Here’s the next part of my longish short story; Lol and his girlfriend have inherited enough to buy a big house in the country. It and the grounds are totally dilapidated, but Lol insists on trying to rescue a summerhouse or folly from rampant brambles and ivy.
I felt as if Lol was withdrawing from me, even when he was back in the house. He wasn’t sulking as he used to in an almost endearingly childish way, it wasn’t the same as when he was secretly anxious about something – like the time his best friend’s partner was getting rather too heavily into alcohol, I didn’t think he was ill – he’s the worst patient and a terrible demanding one, suffering from some rare disease he’d found when googling a perfectly ordinary set of symptoms. He wasn’t being secretive like when he’d found a perfect present for me and could barely contain himself as my birthday grew nearer, or when he’d acted the goat at work and was trying to keep the details from me – hilariously embarrassing details, actually…
No, Lol was apart from me in a way I’d never known before. I wondered who the people were who came over to see him and then hid or hurried away when I came down to the folly. I’d still not managed to see who they were, and Lol pretended there was no-one there, that he’d been talking to himself – which to be fair he did do, pretending to be invisible idiots, but that was before, that wasn’t now, and his idiot conversations were silly and funny, and what I heard – although I could never quite catch what was being said…
I was painting a wall in the kitchen, a nice easy job, where I could see the progress I was making and be pleased with how well I was doing it. The rhythm of bending to take up paint on the brush from the tin, and applying it steadily and firmly to the wall in even repetitive strokes was pleasant and calming. I stopped for a cup of tea and decided to make a flask for Lol and take it down to him – I wasn’t sure what time he’d got up, only that as usual I awoke alone in bed.

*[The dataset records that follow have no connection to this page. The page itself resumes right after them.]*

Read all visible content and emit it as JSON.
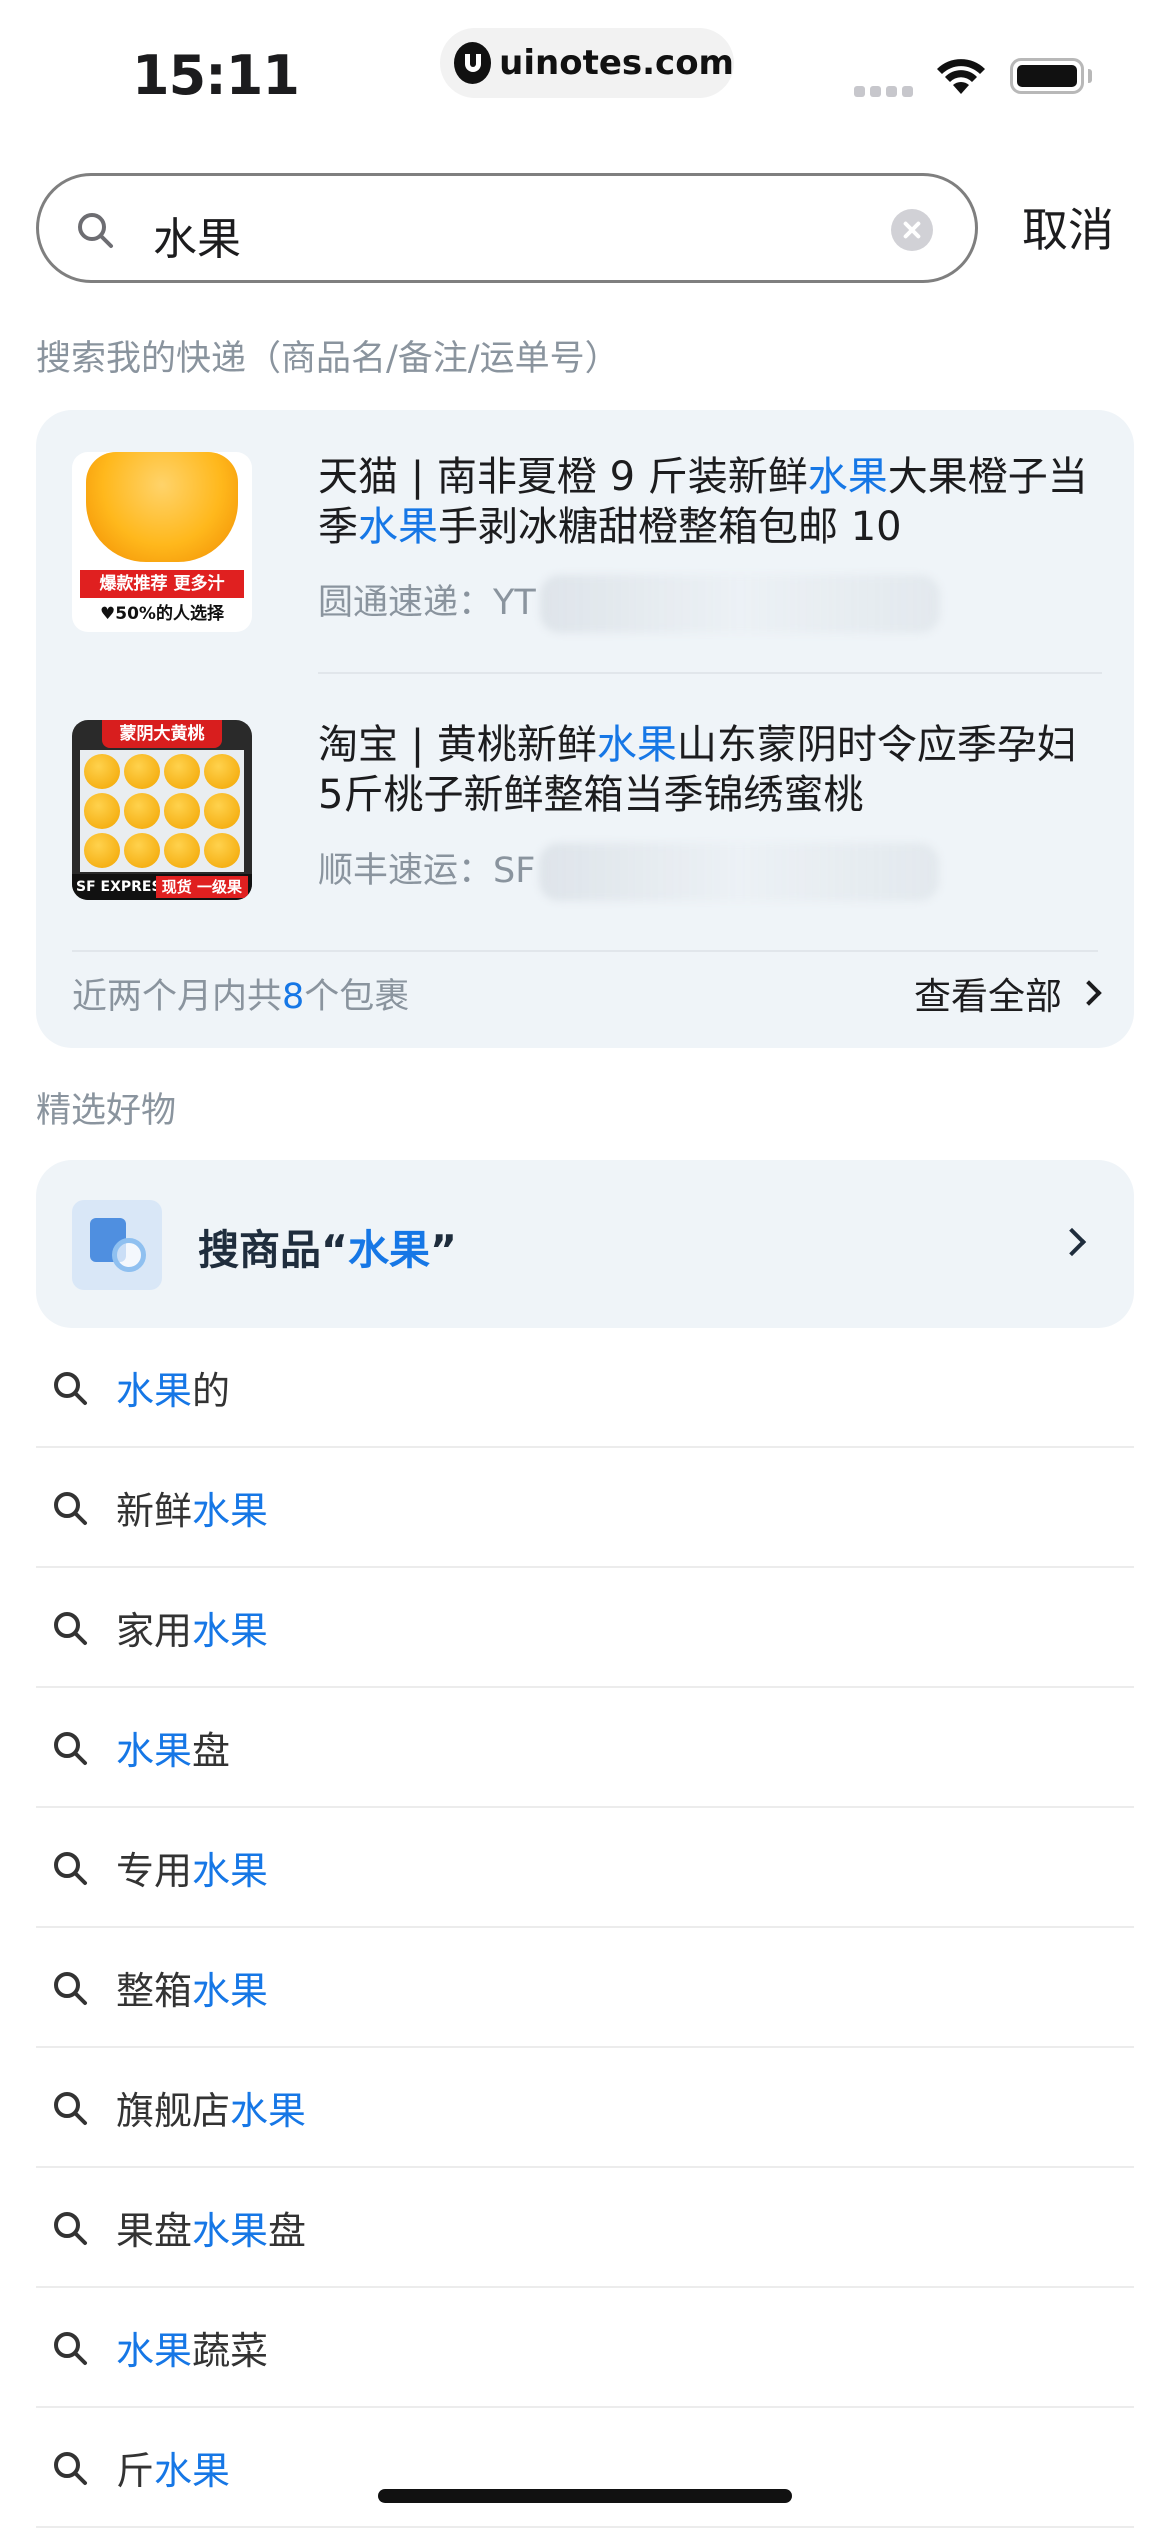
{
  "status_bar": {
    "time": "15:11",
    "watermark": "uinotes.com"
  },
  "search": {
    "query": "水果",
    "cancel_label": "取消"
  },
  "express": {
    "section_title": "搜索我的快递（商品名/备注/运单号）",
    "packages": [
      {
        "title_parts": [
          "天猫 | 南非夏橙 9 斤装新鲜",
          "水果",
          "大果橙子当季",
          "水果",
          "手剥冰糖甜橙整箱包邮 10"
        ],
        "carrier": "圆通速递：YT",
        "thumb_tag_1": "爆款推荐 更多汁",
        "thumb_tag_2": "♥50%的人选择"
      },
      {
        "title_parts": [
          "淘宝 | 黄桃新鲜",
          "水果",
          "山东蒙阴时令应季孕妇5斤桃子新鲜整箱当季锦绣蜜桃"
        ],
        "carrier": "顺丰速运：SF",
        "thumb_banner": "蒙阴大黄桃",
        "thumb_sf": "SF EXPRESS",
        "thumb_bottom_tag": "现货 一级果"
      }
    ],
    "summary_prefix": "近两个月内共",
    "summary_count": "8",
    "summary_suffix": "个包裹",
    "view_all_label": "查看全部"
  },
  "goods": {
    "section_title": "精选好物",
    "label_prefix": "搜商品“",
    "label_keyword": "水果",
    "label_suffix": "”"
  },
  "suggestions": [
    {
      "before": "",
      "keyword": "水果",
      "after": "的"
    },
    {
      "before": "新鲜",
      "keyword": "水果",
      "after": ""
    },
    {
      "before": "家用",
      "keyword": "水果",
      "after": ""
    },
    {
      "before": "",
      "keyword": "水果",
      "after": "盘"
    },
    {
      "before": "专用",
      "keyword": "水果",
      "after": ""
    },
    {
      "before": "整箱",
      "keyword": "水果",
      "after": ""
    },
    {
      "before": "旗舰店",
      "keyword": "水果",
      "after": ""
    },
    {
      "before": "果盘",
      "keyword": "水果",
      "after": "盘"
    },
    {
      "before": "",
      "keyword": "水果",
      "after": "蔬菜"
    },
    {
      "before": "斤",
      "keyword": "水果",
      "after": ""
    }
  ],
  "colors": {
    "highlight": "#1677e6",
    "card_bg": "#eff4f8",
    "muted_text": "#8a949e"
  }
}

I suppose it says something for the strange situation we were both in that I hadn’t thought more objectively about his obsession with clearing the wilderness around the folly, nor his ‘friends’ who he denied existed, nor the change in his attitude to me – my soul-mate was withdrawing from me. It suddenly struck me now as I stood, vacuum flask in hand. Was one of these people a woman? Was he being drawn to her as he withdrew from me?

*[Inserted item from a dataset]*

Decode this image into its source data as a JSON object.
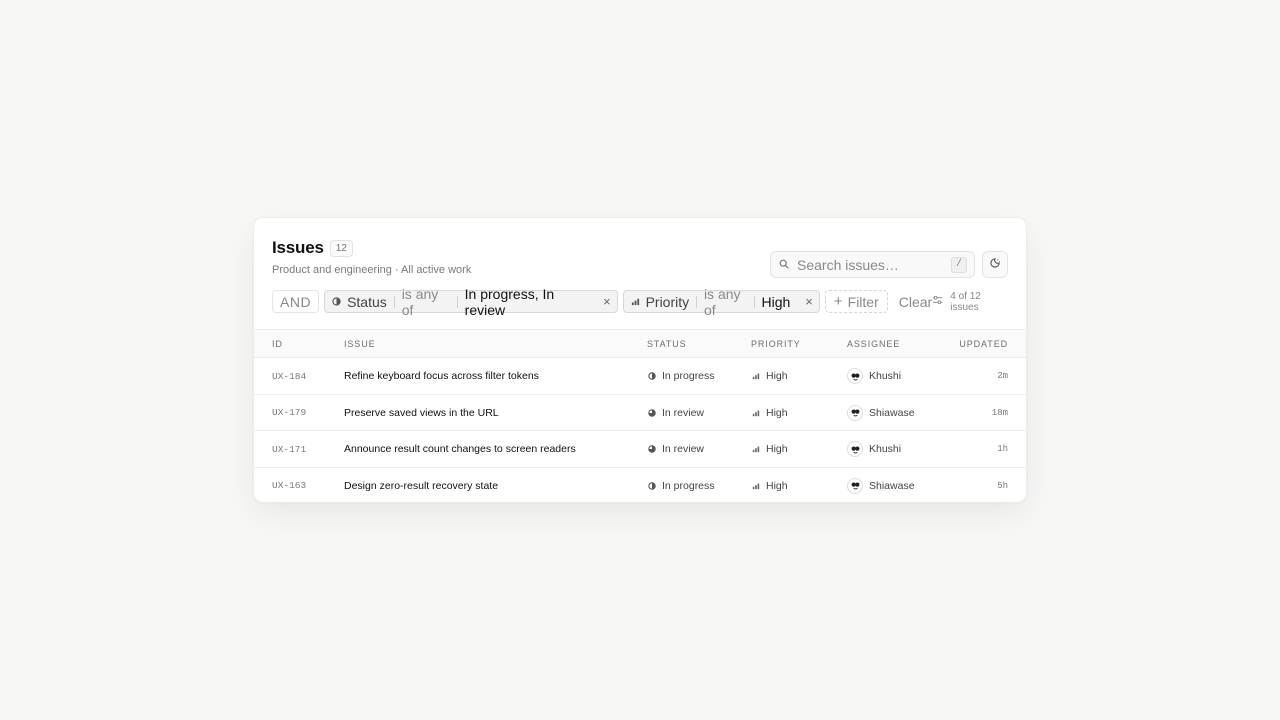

Suddenly furious I poured the tea into the flask added a careless amount of milk, screwed on the lid – he could do without sugar! – and I stormed out of the kitchen, not even rinsing the brush before I went.
Of course my anger seeped away as I marched across what one day might be lawn but which now was just meadow, which had delighted us with the abundance of wild flowers. I had to admit to myself that Lol was not quite normal, eccentric, unconventional, sometimes a bit weird, but untruthful? Deceitful? Never.
I would be patient for a while longer, I would allow him his secret friends, and soon he’d tire of the folly and the endless hacking and chopping, and either uncover the folly and discover it was a ruin beyond repair, or be fed up with the whole thing and come back to the house and decide he was going to retile the whole upstairs bathroom, or paper the ‘library’ in some zany coloured paper…
I called out to him as I approached – I had tried sneaking up on him to see what he was doing and yes, maybe to see who these people were, but I’d never managed to surprise them. There was no reply, not unexpected, and no sound of sawing, or ripping branches, or muted curses as brambles attacked him.
I walked round the mound of undergrowth and overgrowth, which didn’t seem in any way diminished, and then walked round the other way, stepping over various abandoned tools… And I couldn’t find Lol… I went round again, and again, and wandered away from the damned folly to see if he was having a pee behind an oak tree or something… but no… I couldn’t find Lol.